On foot of a new national policy on palliative care for children and more than €2.25 million from the Irish Hospice Foundation, more youngsters will benefit from care at home.
Home is the preferred place of death for children with life-limiting or life-threatening conditions. Although there are different international models of palliative care for children, the recommended approach for Ireland is “Hospice at Home”. At the national policy launch, Minister for Children Barry Andrews stressed that its ultimate aim was to ensure that all children with life-limiting conditions have the opportunity to be cared for at home, surrounded by loved ones and supported by professionals and care workers.
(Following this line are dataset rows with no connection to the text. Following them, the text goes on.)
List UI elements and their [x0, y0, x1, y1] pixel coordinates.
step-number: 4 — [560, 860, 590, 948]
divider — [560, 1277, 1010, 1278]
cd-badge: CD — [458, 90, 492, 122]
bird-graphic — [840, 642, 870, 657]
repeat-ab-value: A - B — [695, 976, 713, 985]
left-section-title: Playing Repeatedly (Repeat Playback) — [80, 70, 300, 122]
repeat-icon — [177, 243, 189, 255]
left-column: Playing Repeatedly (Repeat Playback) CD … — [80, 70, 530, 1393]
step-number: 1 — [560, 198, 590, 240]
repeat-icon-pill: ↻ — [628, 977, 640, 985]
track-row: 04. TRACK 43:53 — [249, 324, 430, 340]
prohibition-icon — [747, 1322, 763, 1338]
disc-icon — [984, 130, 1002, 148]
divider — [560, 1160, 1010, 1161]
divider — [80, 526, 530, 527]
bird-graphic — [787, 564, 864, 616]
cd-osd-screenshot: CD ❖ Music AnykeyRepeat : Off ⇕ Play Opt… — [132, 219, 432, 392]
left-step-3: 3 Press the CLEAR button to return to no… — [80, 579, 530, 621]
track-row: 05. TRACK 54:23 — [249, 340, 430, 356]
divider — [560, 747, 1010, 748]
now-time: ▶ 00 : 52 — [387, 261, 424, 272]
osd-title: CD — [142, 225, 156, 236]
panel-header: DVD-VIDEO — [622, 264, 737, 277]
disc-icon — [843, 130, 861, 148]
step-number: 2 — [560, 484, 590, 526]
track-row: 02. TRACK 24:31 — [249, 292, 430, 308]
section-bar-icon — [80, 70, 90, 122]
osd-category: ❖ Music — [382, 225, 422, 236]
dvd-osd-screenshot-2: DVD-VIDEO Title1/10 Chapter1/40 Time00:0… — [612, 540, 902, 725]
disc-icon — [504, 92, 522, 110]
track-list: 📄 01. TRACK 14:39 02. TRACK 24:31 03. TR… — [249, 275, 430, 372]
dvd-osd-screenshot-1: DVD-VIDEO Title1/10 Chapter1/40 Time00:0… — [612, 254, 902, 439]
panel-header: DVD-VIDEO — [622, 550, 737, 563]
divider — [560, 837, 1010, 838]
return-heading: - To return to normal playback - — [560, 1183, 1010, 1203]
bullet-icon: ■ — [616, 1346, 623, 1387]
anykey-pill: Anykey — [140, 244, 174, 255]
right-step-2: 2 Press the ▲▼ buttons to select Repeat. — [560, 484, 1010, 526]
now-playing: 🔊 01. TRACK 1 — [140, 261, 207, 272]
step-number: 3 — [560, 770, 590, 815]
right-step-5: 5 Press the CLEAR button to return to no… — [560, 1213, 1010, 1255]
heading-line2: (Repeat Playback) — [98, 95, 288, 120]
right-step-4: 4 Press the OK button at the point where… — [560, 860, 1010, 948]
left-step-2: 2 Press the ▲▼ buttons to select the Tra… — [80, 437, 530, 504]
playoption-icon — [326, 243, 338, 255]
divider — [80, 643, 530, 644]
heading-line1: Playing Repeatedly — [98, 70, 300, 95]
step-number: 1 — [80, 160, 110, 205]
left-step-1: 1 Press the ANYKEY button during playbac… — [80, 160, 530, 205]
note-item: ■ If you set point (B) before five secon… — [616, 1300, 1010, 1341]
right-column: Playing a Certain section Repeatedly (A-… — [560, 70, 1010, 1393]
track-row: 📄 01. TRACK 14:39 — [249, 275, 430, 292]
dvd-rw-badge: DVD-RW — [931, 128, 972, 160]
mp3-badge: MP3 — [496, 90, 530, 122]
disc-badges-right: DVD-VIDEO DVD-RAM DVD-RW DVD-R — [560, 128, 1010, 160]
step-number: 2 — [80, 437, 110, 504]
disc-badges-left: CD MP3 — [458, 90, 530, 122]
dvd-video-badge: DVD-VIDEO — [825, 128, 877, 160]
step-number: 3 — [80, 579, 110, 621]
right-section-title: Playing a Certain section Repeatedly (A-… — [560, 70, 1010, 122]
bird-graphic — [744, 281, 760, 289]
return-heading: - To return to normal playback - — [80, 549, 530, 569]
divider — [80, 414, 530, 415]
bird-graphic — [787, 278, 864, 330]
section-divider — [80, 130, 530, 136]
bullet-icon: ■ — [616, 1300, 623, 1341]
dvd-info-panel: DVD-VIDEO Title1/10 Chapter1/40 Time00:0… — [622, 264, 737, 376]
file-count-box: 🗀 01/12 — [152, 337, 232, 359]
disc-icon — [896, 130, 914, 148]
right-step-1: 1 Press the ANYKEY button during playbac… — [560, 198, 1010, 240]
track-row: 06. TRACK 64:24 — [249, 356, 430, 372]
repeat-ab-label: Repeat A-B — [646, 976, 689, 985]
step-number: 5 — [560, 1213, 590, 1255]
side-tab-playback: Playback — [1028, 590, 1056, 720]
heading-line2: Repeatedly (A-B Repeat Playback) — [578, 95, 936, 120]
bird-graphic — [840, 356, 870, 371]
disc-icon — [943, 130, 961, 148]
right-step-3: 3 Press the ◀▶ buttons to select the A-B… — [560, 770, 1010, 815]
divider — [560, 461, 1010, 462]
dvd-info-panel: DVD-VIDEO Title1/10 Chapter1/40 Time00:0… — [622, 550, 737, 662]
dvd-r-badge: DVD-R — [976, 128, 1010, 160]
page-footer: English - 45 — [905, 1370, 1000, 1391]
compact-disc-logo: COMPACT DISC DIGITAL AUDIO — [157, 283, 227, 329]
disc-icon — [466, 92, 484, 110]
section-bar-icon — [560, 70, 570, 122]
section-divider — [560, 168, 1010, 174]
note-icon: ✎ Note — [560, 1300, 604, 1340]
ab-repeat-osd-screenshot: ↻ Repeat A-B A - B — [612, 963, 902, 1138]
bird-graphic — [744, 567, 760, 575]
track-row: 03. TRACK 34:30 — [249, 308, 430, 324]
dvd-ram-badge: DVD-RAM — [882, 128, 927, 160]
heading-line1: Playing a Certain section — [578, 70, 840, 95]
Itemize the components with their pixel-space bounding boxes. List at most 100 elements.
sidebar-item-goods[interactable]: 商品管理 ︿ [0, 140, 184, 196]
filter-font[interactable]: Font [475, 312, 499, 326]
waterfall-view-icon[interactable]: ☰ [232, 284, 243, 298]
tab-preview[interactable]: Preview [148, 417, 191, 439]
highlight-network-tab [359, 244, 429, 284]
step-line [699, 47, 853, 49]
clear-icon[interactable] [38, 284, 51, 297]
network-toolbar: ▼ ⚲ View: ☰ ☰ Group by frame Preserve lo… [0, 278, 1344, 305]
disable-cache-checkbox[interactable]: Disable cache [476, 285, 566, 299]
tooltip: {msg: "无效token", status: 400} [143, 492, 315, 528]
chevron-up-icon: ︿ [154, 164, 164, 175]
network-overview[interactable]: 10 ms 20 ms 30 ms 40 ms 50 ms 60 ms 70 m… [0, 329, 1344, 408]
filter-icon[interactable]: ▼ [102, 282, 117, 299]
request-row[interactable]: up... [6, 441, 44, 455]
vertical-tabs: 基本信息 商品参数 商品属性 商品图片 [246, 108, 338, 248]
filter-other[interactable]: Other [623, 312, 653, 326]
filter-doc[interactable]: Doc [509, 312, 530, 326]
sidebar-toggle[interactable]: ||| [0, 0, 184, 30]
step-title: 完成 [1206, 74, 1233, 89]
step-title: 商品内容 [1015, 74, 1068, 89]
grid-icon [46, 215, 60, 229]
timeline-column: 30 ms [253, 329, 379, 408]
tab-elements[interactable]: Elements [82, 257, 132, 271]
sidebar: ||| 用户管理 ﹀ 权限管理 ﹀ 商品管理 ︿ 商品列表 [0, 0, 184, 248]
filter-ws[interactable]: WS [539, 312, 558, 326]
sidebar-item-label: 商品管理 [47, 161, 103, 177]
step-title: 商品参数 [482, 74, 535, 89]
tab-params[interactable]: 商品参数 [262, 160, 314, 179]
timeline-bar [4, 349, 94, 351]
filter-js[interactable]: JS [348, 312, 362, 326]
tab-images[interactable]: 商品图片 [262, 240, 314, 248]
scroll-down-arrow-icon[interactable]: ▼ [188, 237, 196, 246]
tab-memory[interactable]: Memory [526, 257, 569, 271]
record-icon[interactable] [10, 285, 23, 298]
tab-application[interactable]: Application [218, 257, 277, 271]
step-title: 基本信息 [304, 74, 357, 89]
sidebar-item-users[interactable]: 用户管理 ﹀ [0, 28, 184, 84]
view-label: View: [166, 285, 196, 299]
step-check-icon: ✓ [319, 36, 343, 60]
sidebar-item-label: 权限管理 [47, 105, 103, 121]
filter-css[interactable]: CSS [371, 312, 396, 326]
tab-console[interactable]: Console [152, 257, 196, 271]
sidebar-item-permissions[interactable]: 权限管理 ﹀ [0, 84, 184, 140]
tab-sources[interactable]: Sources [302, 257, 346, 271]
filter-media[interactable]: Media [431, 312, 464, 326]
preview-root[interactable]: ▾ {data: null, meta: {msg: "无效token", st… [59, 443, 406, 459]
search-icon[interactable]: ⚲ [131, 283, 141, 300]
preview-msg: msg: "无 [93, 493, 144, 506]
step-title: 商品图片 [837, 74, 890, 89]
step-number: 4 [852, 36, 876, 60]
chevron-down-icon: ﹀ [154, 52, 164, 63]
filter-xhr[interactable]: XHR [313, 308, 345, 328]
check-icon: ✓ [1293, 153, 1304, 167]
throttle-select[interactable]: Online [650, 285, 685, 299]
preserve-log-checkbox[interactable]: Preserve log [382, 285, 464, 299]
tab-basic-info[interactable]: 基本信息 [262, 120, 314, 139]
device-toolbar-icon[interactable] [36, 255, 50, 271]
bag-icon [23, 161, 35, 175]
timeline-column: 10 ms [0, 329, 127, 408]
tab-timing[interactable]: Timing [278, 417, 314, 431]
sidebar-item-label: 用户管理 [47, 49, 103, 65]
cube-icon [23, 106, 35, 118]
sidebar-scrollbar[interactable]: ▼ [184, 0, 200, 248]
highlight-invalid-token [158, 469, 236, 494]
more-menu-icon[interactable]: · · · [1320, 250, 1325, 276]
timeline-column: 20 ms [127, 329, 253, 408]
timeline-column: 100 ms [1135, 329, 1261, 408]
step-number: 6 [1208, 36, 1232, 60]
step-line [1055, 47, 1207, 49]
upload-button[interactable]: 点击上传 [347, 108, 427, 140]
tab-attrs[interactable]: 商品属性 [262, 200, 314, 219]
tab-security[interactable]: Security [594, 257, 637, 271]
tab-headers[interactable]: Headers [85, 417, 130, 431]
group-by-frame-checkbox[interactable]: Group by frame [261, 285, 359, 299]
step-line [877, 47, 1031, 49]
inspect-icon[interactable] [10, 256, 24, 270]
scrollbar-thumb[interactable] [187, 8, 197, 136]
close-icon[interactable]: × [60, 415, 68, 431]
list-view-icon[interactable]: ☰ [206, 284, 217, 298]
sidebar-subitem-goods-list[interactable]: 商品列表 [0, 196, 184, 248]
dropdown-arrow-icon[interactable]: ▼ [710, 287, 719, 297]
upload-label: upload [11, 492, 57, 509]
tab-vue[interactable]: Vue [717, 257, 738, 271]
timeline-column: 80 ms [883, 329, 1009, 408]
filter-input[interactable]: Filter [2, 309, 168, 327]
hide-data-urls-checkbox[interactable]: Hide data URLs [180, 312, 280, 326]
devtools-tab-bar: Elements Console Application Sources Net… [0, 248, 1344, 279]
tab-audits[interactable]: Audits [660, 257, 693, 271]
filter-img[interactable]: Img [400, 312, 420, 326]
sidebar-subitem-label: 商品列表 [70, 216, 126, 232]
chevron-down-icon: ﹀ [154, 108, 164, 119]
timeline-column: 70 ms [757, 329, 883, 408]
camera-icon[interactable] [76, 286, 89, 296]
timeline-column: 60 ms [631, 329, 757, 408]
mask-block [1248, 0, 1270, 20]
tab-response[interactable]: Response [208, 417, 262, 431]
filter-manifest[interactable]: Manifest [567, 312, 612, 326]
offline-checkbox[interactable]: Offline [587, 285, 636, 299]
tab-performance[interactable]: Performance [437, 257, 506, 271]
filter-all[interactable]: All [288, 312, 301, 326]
His commitment is clear, although further developments will be “subject to resources”. Meanwhile, for five years the Irish Hospice Foundation will fully finance the cost of Ireland’s first children’s palliative care consultant. For three years it will pay also for five outreach nurses, partially funding them for another three years. The Health Service Executive (HSE) is committed also to financing three outreach nurses.
In this initiative, the Department of Health and Children, the HSE, Jack and Jill Foundation, the Children’s Sunshine Home, the Children’s Palliative Care Working Group and the Irish Hospice Foundation – among others – have demonstrated how co-operation between the State and voluntary sector can enhance lives.
However, much will depend now on the HSE’s determination to keep faith with the new national policy. If it does, about 1,400 children with life-limiting conditions and their families will be enabled to live as fully and completely as possible for the time they have left together. And the parents of the 350 or so children who die each year due to a life-limiting condition will have some comfort in knowing they received the best possible care.
Young and old are entitled to a good death. This new policy brings this aspiration closer for children.